My lady and I went to see the film 'Hitchcock' last night. It was an OK film, nothing special, and the best way I can describe it is that it mildly entertained. Helen Mirren stood out as always. Brilliant actress that one. The film centred on the making of 'Psycho', which was a major sea change for the film industry on nudity and realism.
Funny how film stars hanker after cosmetic surgery. Look at Cher, if she has another facelift she'll be wearing a beard. Liza Minnelli looks like an ancient 13 year old. I asked my wife if she ever considered having anything done. She replied that she didn't need plastic surgery....she needed Lourdes.
It's like tattoes. My Gran used to take my Mum to the circus to see the Fat Lady and the Tattoed Man. Now they're everywhere. Some women think bikinis are immodest. Others have beautiful figures.
Most designers of womens clothes are made by men who don't know women, never had one, and constantly dream of being one. Bit like many hairdressers nowadays. Oh and waiters.
The thing that has been worrying me is the five Muslim women in one family who live near me and wear the burqa. Do they fiddle it and get away with using just one bus pass?
I take my vitamins ever morning without fail. Fail was my first wife. Health is very important, what worries me is that they say we are 98% water. Does that mean that if I drink a large glass of water I'm in danger of drowning? I said to my doctor it hurts when I do this. He replied "Well, don't do it then". I asked him what could I do for a sprained ankle, He said "Limp".
I think doctors are all crooks. You notice that doctors all wear gloves nowadays, they don't do it for medicinal reasons.........fingerprints!
They say that love makes the world go round, maybe so, but whiskey makes it go twice as fast!
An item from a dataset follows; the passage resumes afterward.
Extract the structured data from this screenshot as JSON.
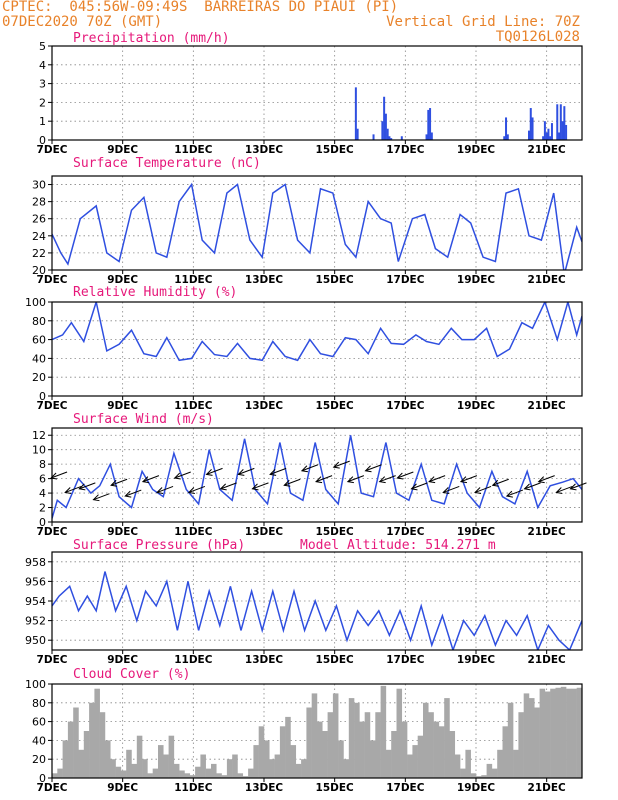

Whenever anyone asks me if I want water with my Scotch, I say, I'm thirsty not dirty.
My son has a couple of good remarks to a waiter if the wine isn't to his liking, "I think this wine has been drunk before". Another one he used was "I wonder how they got the cat to sit on this bottle.
I made some homemade wine once, never again. When I drank some of it I lost the use of one side of my face for a week.
One tequila, Two tequila, three tequila, Floor!
The hardest thing for a barman I should imagine, is working out who is drunk and who is just plain stupid.